大住良之の「この世界のコーナーエリアから」第114回「1ゴール8億5000万円は高いか安いか」(2)1世紀以上選手を縛り付けてきた「慣習」の画像
選手の移籍に自由がもたらされた(写真はイメージです) 撮影:中地拓也

 サッカーは無数のディテール(詳細)であふれている。サッカージャーナリスト・大住良之による、重箱の隅をつつくような「超マニアックコラム」。今回のテーマは夏がくれば盛んになる「あれ」。

■サッカー選手の契約

 さて、「サッカーの移籍金」は、今世紀に入って、正確にいえば1996年から革命的に変わった。クラブと選手は「契約」によって結ばれているのだが、1995年までのサッカーでは、その契約期間が満了しても「フリー」にはなれるわけではなかった。クラブに「保有権」というものが認められていたからだ。

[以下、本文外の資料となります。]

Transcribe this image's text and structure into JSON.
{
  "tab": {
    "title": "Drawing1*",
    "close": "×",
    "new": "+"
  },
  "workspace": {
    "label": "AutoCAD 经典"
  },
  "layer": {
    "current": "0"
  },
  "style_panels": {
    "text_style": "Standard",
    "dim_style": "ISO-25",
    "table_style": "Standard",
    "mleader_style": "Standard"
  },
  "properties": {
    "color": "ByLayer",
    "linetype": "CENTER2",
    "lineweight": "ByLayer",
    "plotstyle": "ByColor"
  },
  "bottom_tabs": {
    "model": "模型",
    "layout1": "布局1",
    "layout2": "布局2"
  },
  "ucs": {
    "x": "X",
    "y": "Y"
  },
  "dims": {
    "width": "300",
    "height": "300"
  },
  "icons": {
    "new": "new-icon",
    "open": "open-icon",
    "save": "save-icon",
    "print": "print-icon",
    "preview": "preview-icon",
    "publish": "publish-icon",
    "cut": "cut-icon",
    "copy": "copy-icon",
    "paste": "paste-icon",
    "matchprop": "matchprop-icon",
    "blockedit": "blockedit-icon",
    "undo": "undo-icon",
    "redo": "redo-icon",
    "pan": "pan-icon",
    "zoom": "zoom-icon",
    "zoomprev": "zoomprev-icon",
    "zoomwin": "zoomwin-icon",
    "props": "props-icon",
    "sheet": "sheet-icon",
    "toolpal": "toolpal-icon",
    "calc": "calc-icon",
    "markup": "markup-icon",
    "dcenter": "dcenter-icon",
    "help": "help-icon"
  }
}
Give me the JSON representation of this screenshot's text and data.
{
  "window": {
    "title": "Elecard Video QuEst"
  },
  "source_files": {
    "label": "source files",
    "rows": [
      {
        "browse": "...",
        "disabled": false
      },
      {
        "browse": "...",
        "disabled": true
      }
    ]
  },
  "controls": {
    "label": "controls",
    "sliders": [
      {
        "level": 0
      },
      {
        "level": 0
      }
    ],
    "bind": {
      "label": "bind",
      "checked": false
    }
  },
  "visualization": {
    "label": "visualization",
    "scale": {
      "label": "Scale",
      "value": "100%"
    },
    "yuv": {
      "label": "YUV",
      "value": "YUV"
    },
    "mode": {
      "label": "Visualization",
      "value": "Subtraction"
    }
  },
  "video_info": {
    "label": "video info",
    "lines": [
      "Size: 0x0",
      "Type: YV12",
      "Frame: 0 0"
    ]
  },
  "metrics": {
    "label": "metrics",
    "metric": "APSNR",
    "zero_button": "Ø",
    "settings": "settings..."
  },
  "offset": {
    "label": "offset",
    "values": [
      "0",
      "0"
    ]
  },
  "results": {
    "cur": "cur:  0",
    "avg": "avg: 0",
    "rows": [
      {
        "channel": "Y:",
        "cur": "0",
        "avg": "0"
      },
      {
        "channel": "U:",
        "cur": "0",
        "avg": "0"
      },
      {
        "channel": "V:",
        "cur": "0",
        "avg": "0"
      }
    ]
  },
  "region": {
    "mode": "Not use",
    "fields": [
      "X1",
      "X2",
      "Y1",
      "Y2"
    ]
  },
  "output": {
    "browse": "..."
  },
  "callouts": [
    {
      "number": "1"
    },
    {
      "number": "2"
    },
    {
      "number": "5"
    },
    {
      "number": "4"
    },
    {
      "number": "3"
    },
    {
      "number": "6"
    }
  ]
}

 たとえばAという選手が6月で契約期間が終わり、そのシーズンはあまり活躍の場を与えてもらえなかったA選手が移籍を希望したとする。しかし当時の「慣習」では、所属クラブには契約期間が終了しても選手を縛る権利が保証されており、移籍先のクラブに「移籍金」を要求することができたし、交渉がまとまらない場合には「飼い殺し」にすることさえできた。

 非常に非近代的で、まるで「奴隷制度」のようなシステムだったが、その慣習は1世紀以上続けられ、広く世界で同じシステムが使われていたのである。